Apple’s iOS 18.3 fixes a hefty list of 29 vulnerabilities, one of which has already been used in … [+]
Apple iPhone
Update, Jan. 28, 2025: This story, originally published Jan. 27, now includes more details of the fixes issued alongside iOS 18.3, as well as some expert analysis on the update.
Apple has issued iOS 18.3, along with a warning to update your iPhone now. That’s because iOS 18.3 fixes a hefty list of 29 vulnerabilities, one of which has already been used in attacks.
Apple doesn’t give much detail about the issues fixed in iOS 18.3, because it wants to give people as much time to update as possible before attackers can get hold of the details.
But the already exploited issue patched in iOS 18.3 is a flaw in CoreMedia tracked as CVE-2025-24085 that could see a malicious application able to elevate privileges.
Apple is aware of a report that this issue may have been actively exploited against versions of iOS before iOS 17.2, the iPhone maker said on its support page.
What’s Fixed In iOS 18.3
Apple’s iOS 18.3 also fixes two bugs in the Kernel at the heart of the iOS operating system. Tracked as CVE-2025-24107, the first flaw could see a malicious app able to gain root privileges. Meanwhile, the second issue could allow an app to execute code with Kernel privileges.
The iOS 18.3 update patches several flaws in WebKit, the engine that underpins the Safari browser. A bug in WebKit Web Inspector could lead to command injection — where a malicious hacker tricks an application into executing operating system commands.
Meanwhile, an issue in AirPlay tracked as CVE-2025-24137 could allow a remote attacker to cause an unexpected application termination or code execution.
Another bug in Passkeys could see an adversary use an app to gain unauthorized access to Bluetooth.
Apple Issues Updates For Macs Alongside iOS 18.3
Alongside iOS 18.3, iPadOS 18.3 and iPadOS 17.7.4, Apple has issued macOS Sequoia 15.3, macOS Sonoma 14.7.3, macOS Ventura 13.7.3, watchOS 11.3, tvOS 18.3, visionOS 2.3 for its Apple Vision Pro headset and Safari 18.3, fixing many of the same issues — including the already-exploited flaw.

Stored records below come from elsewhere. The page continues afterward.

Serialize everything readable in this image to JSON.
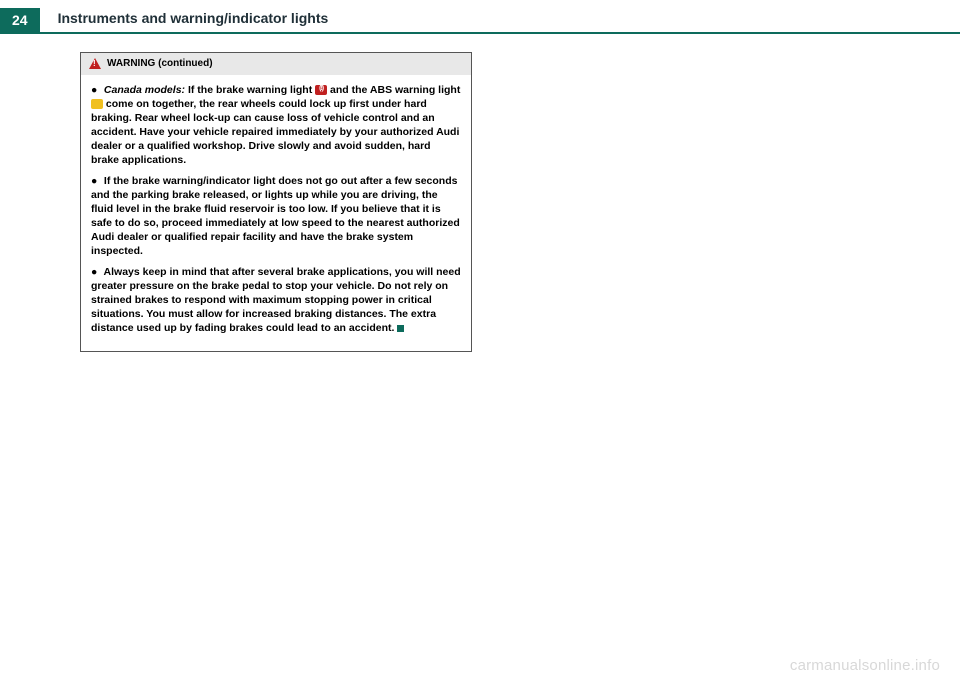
{
  "colors": {
    "teal": "#0d6b5c",
    "header_text": "#203038",
    "warn_red": "#c02020",
    "warn_yellow": "#f0c020",
    "end_square": "#0d6b5c",
    "watermark": "#d8d8d8"
  },
  "page_number": "24",
  "chapter_title": "Instruments and warning/indicator lights",
  "warning": {
    "header": "WARNING (continued)",
    "p1_lead": "Canada models:",
    "p1_a": " If the brake warning light ",
    "p1_b": " and the ABS warning light ",
    "p1_c": " come on together, the rear wheels could lock up first under hard braking. Rear wheel lock-up can cause loss of vehicle control and an accident. Have your vehicle repaired immediately by your authorized Audi dealer or a qualified workshop. Drive slowly and avoid sudden, hard brake applications.",
    "p2": "If the brake warning/indicator light does not go out after a few seconds and the parking brake released, or lights up while you are driving, the fluid level in the brake fluid reservoir is too low. If you believe that it is safe to do so, proceed immediately at low speed to the nearest authorized Audi dealer or qualified repair facility and have the brake system inspected.",
    "p3": "Always keep in mind that after several brake applications, you will need greater pressure on the brake pedal to stop your vehicle. Do not rely on strained brakes to respond with maximum stopping power in critical situations. You must allow for increased braking distances. The extra distance used up by fading brakes could lead to an accident."
  },
  "watermark": "carmanualsonline.info"
}
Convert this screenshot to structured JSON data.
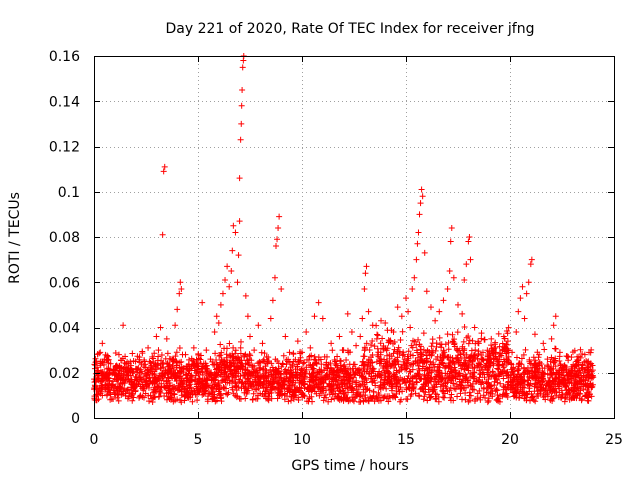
{
  "chart_data": {
    "type": "scatter",
    "title": "Day 221 of 2020, Rate Of TEC Index for receiver jfng",
    "xlabel": "GPS time / hours",
    "ylabel": "ROTI / TECUs",
    "xlim": [
      0,
      25
    ],
    "ylim": [
      0,
      0.16
    ],
    "x_ticks": [
      0,
      5,
      10,
      15,
      20,
      25
    ],
    "x_tick_labels": [
      "0",
      "5",
      "10",
      "15",
      "20",
      "25"
    ],
    "y_ticks": [
      0,
      0.02,
      0.04,
      0.06,
      0.08,
      0.1,
      0.12,
      0.14,
      0.16
    ],
    "y_tick_labels": [
      "0",
      "0.02",
      "0.04",
      "0.06",
      "0.08",
      "0.1",
      "0.12",
      "0.14",
      "0.16"
    ],
    "grid": true,
    "marker": "+",
    "marker_color": "#ff0000",
    "series": [
      {
        "name": "ROTI",
        "points": [
          [
            0.1,
            0.013
          ],
          [
            0.2,
            0.021
          ],
          [
            0.3,
            0.029
          ],
          [
            0.4,
            0.033
          ],
          [
            0.5,
            0.026
          ],
          [
            0.6,
            0.018
          ],
          [
            0.8,
            0.024
          ],
          [
            1.0,
            0.019
          ],
          [
            1.2,
            0.028
          ],
          [
            1.4,
            0.041
          ],
          [
            1.6,
            0.022
          ],
          [
            1.8,
            0.017
          ],
          [
            2.0,
            0.025
          ],
          [
            2.2,
            0.019
          ],
          [
            2.4,
            0.023
          ],
          [
            2.6,
            0.031
          ],
          [
            2.8,
            0.027
          ],
          [
            3.0,
            0.036
          ],
          [
            3.1,
            0.03
          ],
          [
            3.2,
            0.04
          ],
          [
            3.3,
            0.081
          ],
          [
            3.35,
            0.109
          ],
          [
            3.4,
            0.111
          ],
          [
            3.5,
            0.035
          ],
          [
            3.7,
            0.026
          ],
          [
            3.9,
            0.041
          ],
          [
            4.0,
            0.048
          ],
          [
            4.1,
            0.055
          ],
          [
            4.15,
            0.06
          ],
          [
            4.2,
            0.057
          ],
          [
            4.4,
            0.028
          ],
          [
            4.6,
            0.022
          ],
          [
            4.8,
            0.031
          ],
          [
            5.0,
            0.024
          ],
          [
            5.2,
            0.051
          ],
          [
            5.4,
            0.03
          ],
          [
            5.6,
            0.026
          ],
          [
            5.8,
            0.038
          ],
          [
            5.9,
            0.045
          ],
          [
            6.0,
            0.042
          ],
          [
            6.1,
            0.05
          ],
          [
            6.2,
            0.055
          ],
          [
            6.3,
            0.061
          ],
          [
            6.4,
            0.067
          ],
          [
            6.5,
            0.058
          ],
          [
            6.6,
            0.065
          ],
          [
            6.65,
            0.074
          ],
          [
            6.7,
            0.085
          ],
          [
            6.8,
            0.082
          ],
          [
            6.9,
            0.06
          ],
          [
            6.95,
            0.072
          ],
          [
            7.0,
            0.087
          ],
          [
            7.0,
            0.106
          ],
          [
            7.05,
            0.123
          ],
          [
            7.08,
            0.13
          ],
          [
            7.1,
            0.138
          ],
          [
            7.12,
            0.145
          ],
          [
            7.15,
            0.155
          ],
          [
            7.18,
            0.158
          ],
          [
            7.2,
            0.16
          ],
          [
            7.3,
            0.054
          ],
          [
            7.4,
            0.045
          ],
          [
            7.5,
            0.036
          ],
          [
            7.7,
            0.03
          ],
          [
            7.9,
            0.041
          ],
          [
            8.1,
            0.033
          ],
          [
            8.3,
            0.027
          ],
          [
            8.5,
            0.044
          ],
          [
            8.6,
            0.052
          ],
          [
            8.7,
            0.062
          ],
          [
            8.75,
            0.076
          ],
          [
            8.8,
            0.079
          ],
          [
            8.85,
            0.084
          ],
          [
            8.9,
            0.089
          ],
          [
            9.0,
            0.057
          ],
          [
            9.2,
            0.036
          ],
          [
            9.4,
            0.029
          ],
          [
            9.6,
            0.025
          ],
          [
            9.8,
            0.034
          ],
          [
            10.0,
            0.029
          ],
          [
            10.2,
            0.038
          ],
          [
            10.4,
            0.031
          ],
          [
            10.6,
            0.045
          ],
          [
            10.8,
            0.051
          ],
          [
            11.0,
            0.044
          ],
          [
            11.2,
            0.027
          ],
          [
            11.4,
            0.033
          ],
          [
            11.6,
            0.025
          ],
          [
            11.8,
            0.036
          ],
          [
            12.0,
            0.03
          ],
          [
            12.2,
            0.046
          ],
          [
            12.4,
            0.038
          ],
          [
            12.6,
            0.032
          ],
          [
            12.8,
            0.036
          ],
          [
            12.9,
            0.044
          ],
          [
            13.0,
            0.057
          ],
          [
            13.05,
            0.064
          ],
          [
            13.1,
            0.067
          ],
          [
            13.2,
            0.047
          ],
          [
            13.4,
            0.041
          ],
          [
            13.6,
            0.035
          ],
          [
            13.8,
            0.043
          ],
          [
            14.0,
            0.042
          ],
          [
            14.2,
            0.034
          ],
          [
            14.4,
            0.038
          ],
          [
            14.6,
            0.049
          ],
          [
            14.8,
            0.045
          ],
          [
            15.0,
            0.053
          ],
          [
            15.1,
            0.047
          ],
          [
            15.2,
            0.04
          ],
          [
            15.3,
            0.057
          ],
          [
            15.4,
            0.062
          ],
          [
            15.5,
            0.07
          ],
          [
            15.55,
            0.077
          ],
          [
            15.6,
            0.082
          ],
          [
            15.65,
            0.09
          ],
          [
            15.7,
            0.095
          ],
          [
            15.75,
            0.101
          ],
          [
            15.8,
            0.098
          ],
          [
            15.9,
            0.073
          ],
          [
            16.0,
            0.056
          ],
          [
            16.2,
            0.049
          ],
          [
            16.4,
            0.043
          ],
          [
            16.6,
            0.047
          ],
          [
            16.8,
            0.052
          ],
          [
            17.0,
            0.057
          ],
          [
            17.1,
            0.065
          ],
          [
            17.15,
            0.078
          ],
          [
            17.2,
            0.084
          ],
          [
            17.3,
            0.062
          ],
          [
            17.5,
            0.05
          ],
          [
            17.7,
            0.046
          ],
          [
            17.8,
            0.061
          ],
          [
            17.9,
            0.068
          ],
          [
            18.0,
            0.078
          ],
          [
            18.05,
            0.08
          ],
          [
            18.1,
            0.07
          ],
          [
            18.3,
            0.04
          ],
          [
            18.5,
            0.033
          ],
          [
            18.7,
            0.029
          ],
          [
            18.9,
            0.024
          ],
          [
            19.1,
            0.035
          ],
          [
            19.3,
            0.031
          ],
          [
            19.5,
            0.027
          ],
          [
            19.7,
            0.036
          ],
          [
            19.9,
            0.034
          ],
          [
            20.1,
            0.029
          ],
          [
            20.3,
            0.038
          ],
          [
            20.4,
            0.047
          ],
          [
            20.5,
            0.053
          ],
          [
            20.6,
            0.058
          ],
          [
            20.7,
            0.044
          ],
          [
            20.8,
            0.055
          ],
          [
            20.9,
            0.06
          ],
          [
            21.0,
            0.068
          ],
          [
            21.05,
            0.07
          ],
          [
            21.2,
            0.037
          ],
          [
            21.4,
            0.028
          ],
          [
            21.6,
            0.033
          ],
          [
            21.8,
            0.026
          ],
          [
            22.0,
            0.035
          ],
          [
            22.1,
            0.041
          ],
          [
            22.2,
            0.045
          ],
          [
            22.4,
            0.029
          ],
          [
            22.6,
            0.023
          ],
          [
            22.8,
            0.027
          ],
          [
            23.0,
            0.021
          ],
          [
            23.2,
            0.025
          ],
          [
            23.4,
            0.02
          ],
          [
            23.6,
            0.028
          ],
          [
            23.8,
            0.029
          ],
          [
            23.9,
            0.024
          ],
          [
            24.0,
            0.018
          ]
        ]
      }
    ]
  }
}
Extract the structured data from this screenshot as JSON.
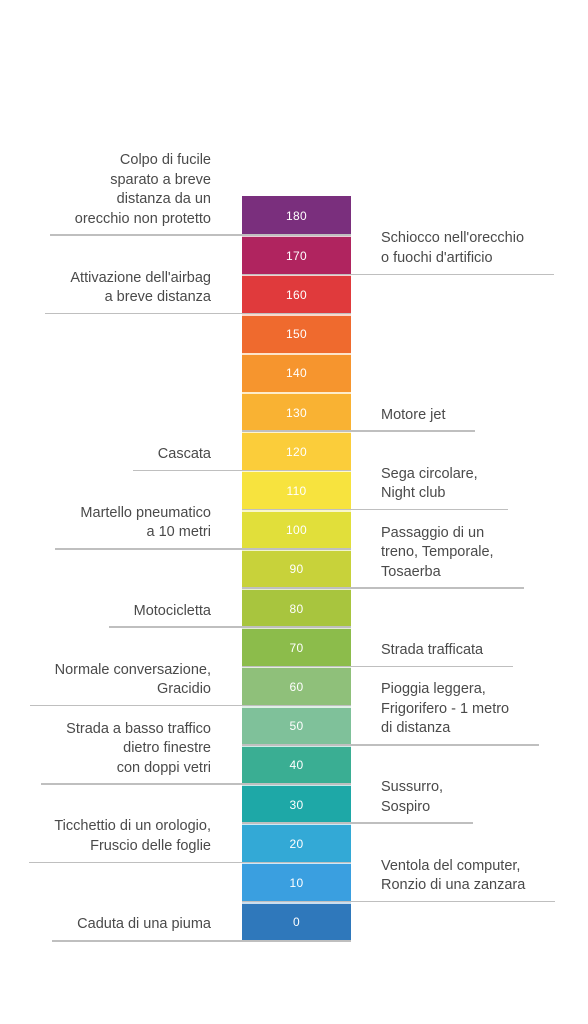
{
  "scale": {
    "unit": "",
    "min": 0,
    "max": 180,
    "step": 10,
    "levels": [
      {
        "value": 180,
        "label": "180",
        "color": "#7a2f7d"
      },
      {
        "value": 170,
        "label": "170",
        "color": "#b0245f"
      },
      {
        "value": 160,
        "label": "160",
        "color": "#e03a3c"
      },
      {
        "value": 150,
        "label": "150",
        "color": "#ef6a2e"
      },
      {
        "value": 140,
        "label": "140",
        "color": "#f6952e"
      },
      {
        "value": 130,
        "label": "130",
        "color": "#f9b233"
      },
      {
        "value": 120,
        "label": "120",
        "color": "#fbcd3a"
      },
      {
        "value": 110,
        "label": "110",
        "color": "#f7e33e"
      },
      {
        "value": 100,
        "label": "100",
        "color": "#e1df3a"
      },
      {
        "value": 90,
        "label": "90",
        "color": "#c8d23a"
      },
      {
        "value": 80,
        "label": "80",
        "color": "#a8c53e"
      },
      {
        "value": 70,
        "label": "70",
        "color": "#8cbc4b"
      },
      {
        "value": 60,
        "label": "60",
        "color": "#8fc07a"
      },
      {
        "value": 50,
        "label": "50",
        "color": "#7fc19a"
      },
      {
        "value": 40,
        "label": "40",
        "color": "#3aae93"
      },
      {
        "value": 30,
        "label": "30",
        "color": "#1ea8a7"
      },
      {
        "value": 20,
        "label": "20",
        "color": "#33a9d6"
      },
      {
        "value": 10,
        "label": "10",
        "color": "#3a9fe0"
      },
      {
        "value": 0,
        "label": "0",
        "color": "#2f78bb"
      }
    ]
  },
  "left_annotations": [
    {
      "value": 175,
      "lines": [
        "Colpo di fucile",
        "sparato a breve",
        "distanza da un",
        "orecchio non protetto"
      ]
    },
    {
      "value": 155,
      "lines": [
        "Attivazione dell'airbag",
        "a breve distanza"
      ]
    },
    {
      "value": 115,
      "lines": [
        "Cascata"
      ]
    },
    {
      "value": 95,
      "lines": [
        "Martello pneumatico",
        "a 10 metri"
      ]
    },
    {
      "value": 75,
      "lines": [
        "Motocicletta"
      ]
    },
    {
      "value": 55,
      "lines": [
        "Normale conversazione,",
        "Gracidio"
      ]
    },
    {
      "value": 35,
      "lines": [
        "Strada a basso traffico",
        "dietro finestre",
        "con doppi vetri"
      ]
    },
    {
      "value": 15,
      "lines": [
        "Ticchettio di un orologio,",
        "Fruscio delle foglie"
      ]
    },
    {
      "value": -5,
      "lines": [
        "Caduta di una piuma"
      ]
    }
  ],
  "right_annotations": [
    {
      "value": 165,
      "lines": [
        "Schiocco nell'orecchio",
        "o fuochi d'artificio"
      ]
    },
    {
      "value": 125,
      "lines": [
        "Motore jet"
      ]
    },
    {
      "value": 105,
      "lines": [
        "Sega circolare,",
        "Night club"
      ]
    },
    {
      "value": 85,
      "lines": [
        "Passaggio di un",
        "treno, Temporale,",
        "Tosaerba"
      ]
    },
    {
      "value": 65,
      "lines": [
        "Strada trafficata"
      ]
    },
    {
      "value": 45,
      "lines": [
        "Pioggia leggera,",
        "Frigorifero - 1 metro",
        "di distanza"
      ]
    },
    {
      "value": 25,
      "lines": [
        "Sussurro,",
        "Sospiro"
      ]
    },
    {
      "value": 5,
      "lines": [
        "Ventola del computer,",
        "Ronzio di una zanzara"
      ]
    }
  ],
  "colors": {
    "text": "#4a4a4a",
    "rule": "#bfbfbf",
    "level_text": "#ffffff"
  }
}
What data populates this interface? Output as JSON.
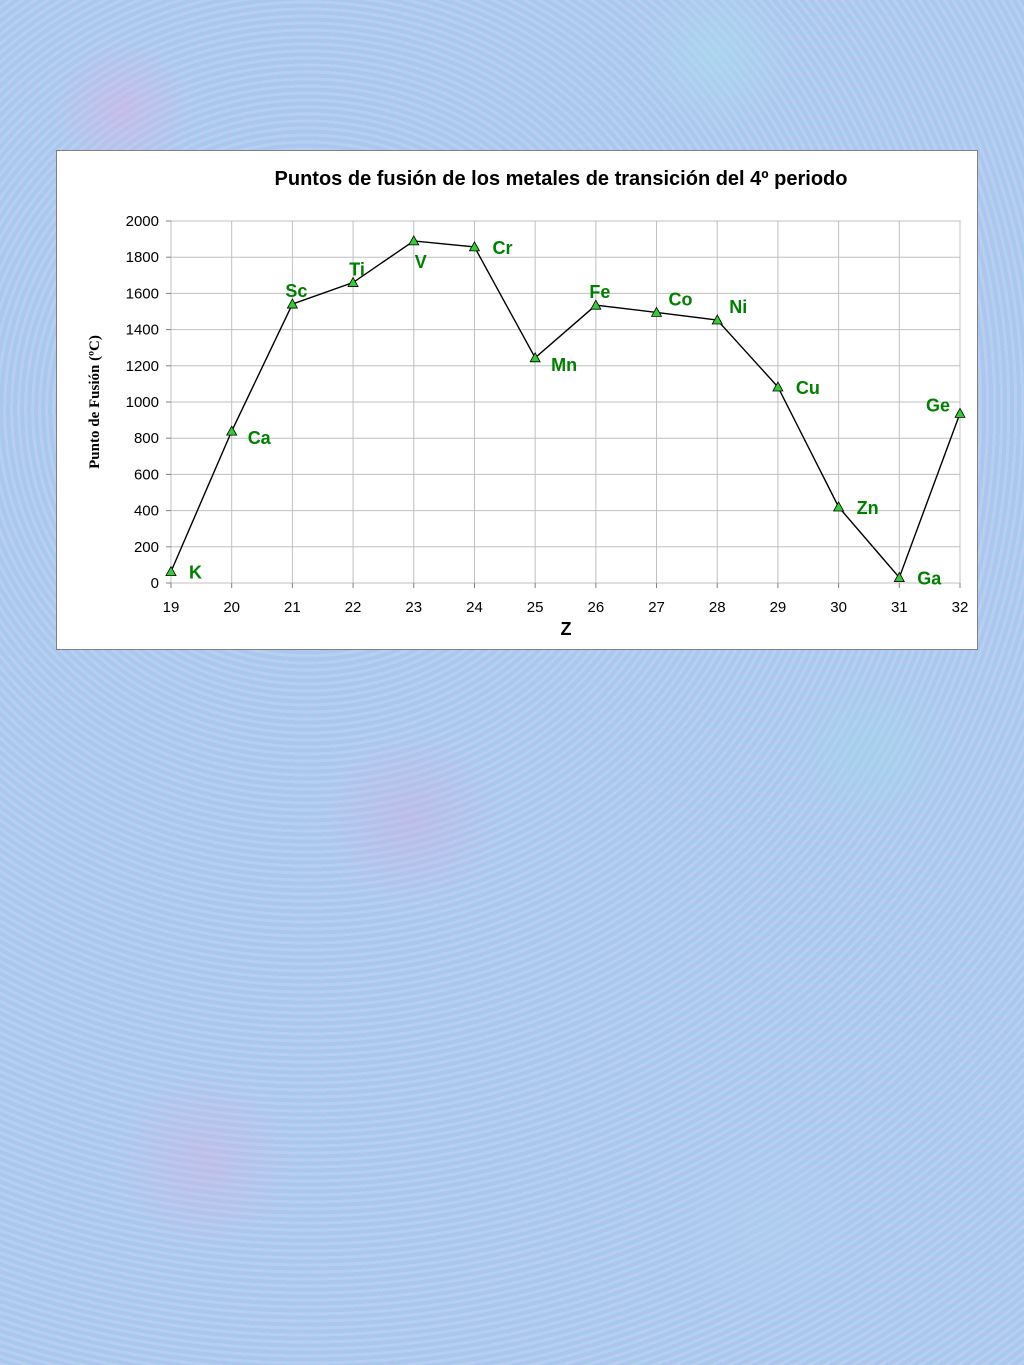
{
  "chart_data": {
    "type": "line",
    "title": "Puntos de fusión de los metales de transición del 4º periodo",
    "xlabel": "Z",
    "ylabel": "Punto de Fusión (ºC)",
    "xlim": [
      19,
      32
    ],
    "ylim": [
      0,
      2000
    ],
    "x_ticks": [
      "19",
      "20",
      "21",
      "22",
      "23",
      "24",
      "25",
      "26",
      "27",
      "28",
      "29",
      "30",
      "31",
      "32"
    ],
    "y_ticks": [
      "0",
      "200",
      "400",
      "600",
      "800",
      "1000",
      "1200",
      "1400",
      "1600",
      "1800",
      "2000"
    ],
    "grid": true,
    "legend": "none",
    "line_color": "#000000",
    "marker_color": "#33cc33",
    "label_color": "#008000",
    "series": [
      {
        "points": [
          {
            "x": 19,
            "y": 63,
            "label": "K",
            "label_pos": "right"
          },
          {
            "x": 20,
            "y": 839,
            "label": "Ca",
            "label_pos": "below-right"
          },
          {
            "x": 21,
            "y": 1541,
            "label": "Sc",
            "label_pos": "above"
          },
          {
            "x": 22,
            "y": 1660,
            "label": "Ti",
            "label_pos": "above"
          },
          {
            "x": 23,
            "y": 1890,
            "label": "V",
            "label_pos": "below"
          },
          {
            "x": 24,
            "y": 1857,
            "label": "Cr",
            "label_pos": "right"
          },
          {
            "x": 25,
            "y": 1244,
            "label": "Mn",
            "label_pos": "below-right"
          },
          {
            "x": 26,
            "y": 1535,
            "label": "Fe",
            "label_pos": "above"
          },
          {
            "x": 27,
            "y": 1495,
            "label": "Co",
            "label_pos": "above-right"
          },
          {
            "x": 28,
            "y": 1453,
            "label": "Ni",
            "label_pos": "above-right"
          },
          {
            "x": 29,
            "y": 1083,
            "label": "Cu",
            "label_pos": "right"
          },
          {
            "x": 30,
            "y": 420,
            "label": "Zn",
            "label_pos": "right"
          },
          {
            "x": 31,
            "y": 30,
            "label": "Ga",
            "label_pos": "right"
          },
          {
            "x": 32,
            "y": 937,
            "label": "Ge",
            "label_pos": "left"
          }
        ]
      }
    ]
  }
}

Why You Should Update To iOS 18.3 Now
Apple released iOS 18.3 alongside iPadOS 17.7.4, but there is no iOS 17.7.4 update yet. This could be because iOS 17 is not affected, or because Apple is no longer offering the update to newer devices, or the details aren’t available yet.
But at least for now, the lack of available iOS 17 updates means you will be more secure if you update to iOS 18.
The bug fixes in the iOS 18.3 release span “a wide number of critical services,” including Accessibility, AirPlay, CoreMedia, Kernel, Passkeys, Safari and Webkit, says Michael Covington, VP of strategy at security outfit Jamf.
A close reading of the release notes provides some insight into the threat vectors that could potentially compromise iOS, he says. “In this particular release, we saw patches that prevent locked apps from being bypassed, that block attackers on local networks from corrupting memory, that prevent multiple flavors of denial-of-service attacks — and other fixes that are designed to provide a more secure web browsing experience.”
Covington advises users and organizations that rely on iPhones “to install security updates as quickly as possible.”
And iOS 18.3 “is no exception,” he says. “Staying up to date with the latest patches is one of the most effective ways to safeguard devices against attackers and ensure you stay protected.”
When you do upgrade to iOS 18.3, note that Apple has automatically enabled AI for iPhone 15s and above, so check your settings and disable if you want.
Apple’s iOS 18.3 is available for the iPhone XS and later, iPad Pro 13-inch, iPad Pro 12.9-inch 3rd generation and later, iPad Pro 11-inch 1st generation and later, iPad Air 3rd generation and later, iPad 7th generation and later and iPad mini 5th generation and later.
In my mind, upgrading to iOS 18.3 is a no-brainer. The update fixes an issue that’s been exploited in real-life attacks, making it important that you update as soon as possible to keep your iPhone safe.
So, what are you waiting for? Go to your iPhone Settings > Software Update and download and install iOS 18.3 now.